National Institute of Standards and Technology, Biochemical Science Division, Gaithersburg, MD, USA.
Lab Chip. 2012 Aug 7;12(15):2634-7. doi: 10.1039/c2lc40356k. Epub 2012 Jun 15.
We developed a computational model and theoretical framework to investigate the geometrical optimization of particle-surface interactions in a herringbone micromixer. The enhancement of biomolecule- and particle-surface interactions in microfluidic devices through mixing and streamline disruption holds promise for a variety of applications. This analysis provides guidelines for optimizing the frequency and specific location of surface interactions based on the flow pattern and relative hydraulic resistance between a groove and the effective channel. The channel bottom, i.e., channel surface between grooves, was identified as the dominant location for surface contact.
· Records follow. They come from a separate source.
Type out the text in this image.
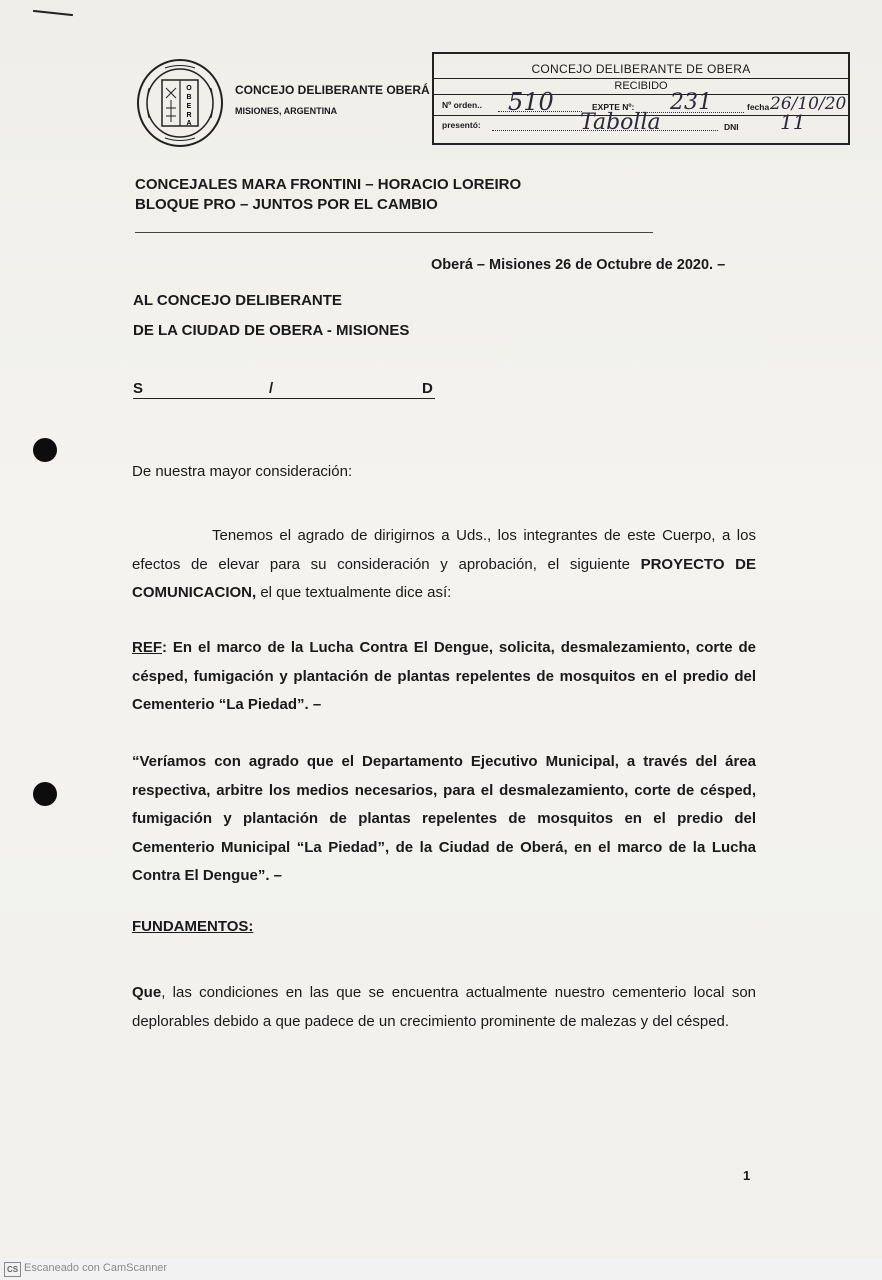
O
B
E
R
A
CONCEJO DELIBERANTE OBERÁ
MISIONES, ARGENTINA
CONCEJO DELIBERANTE DE OBERA
RECIBIDO
Nº orden.. 510	EXPTE Nº: 231	fecha 26/10/20
presentó:	Tabolla	DNI 11
CONCEJALES MARA FRONTINI – HORACIO LOREIRO
BLOQUE PRO – JUNTOS POR EL CAMBIO
Oberá – Misiones 26 de Octubre de 2020. –
AL CONCEJO DELIBERANTE
DE LA CIUDAD DE OBERA - MISIONES
S	/	D
De nuestra mayor consideración:
Tenemos el agrado de dirigirnos a Uds., los integrantes de este Cuerpo, a los efectos de elevar para su consideración y aprobación, el siguiente PROYECTO DE COMUNICACION, el que textualmente dice así:
REF: En el marco de la Lucha Contra El Dengue, solicita, desmalezamiento, corte de césped, fumigación y plantación de plantas repelentes de mosquitos en el predio del Cementerio “La Piedad”. –
“Veríamos con agrado que el Departamento Ejecutivo Municipal, a través del área respectiva, arbitre los medios necesarios, para el desmalezamiento, corte de césped, fumigación y plantación de plantas repelentes de mosquitos en el predio del Cementerio Municipal “La Piedad”, de la Ciudad de Oberá, en el marco de la Lucha Contra El Dengue”. –
FUNDAMENTOS:
Que, las condiciones en las que se encuentra actualmente nuestro cementerio local son deplorables debido a que padece de un crecimiento prominente de malezas y del césped.
1
CS Escaneado con CamScanner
In addition, geometries that decrease the groove-to-channel hydraulic resistance improve contact with the channel top. Thus, herringbone mixers appear useful for a variety of surface-interaction applications, yet they have largely not been employed in an optimized fashion.
我们开发了一种计算模型和理论框架,用于研究人字形微混合器中颗粒-表面相互作用的几何优化。通过混合和流线破坏来增强微流控设备中生物分子和颗粒-表面相互作用,为各种应用带来了希望。该分析为基于流动模式和凹槽与有效通道之间的相对水力阻力,优化表面相互作用的频率和特定位置提供了指导。通道底部,即凹槽之间的通道表面,被确定为表面接触的主要位置。此外,降低凹槽到通道水力阻力的几何形状可以改善与通道顶部的接触。因此,人字形混合器似乎非常适合各种表面相互作用的应用,但它们在优化方面的应用还没有得到广泛应用。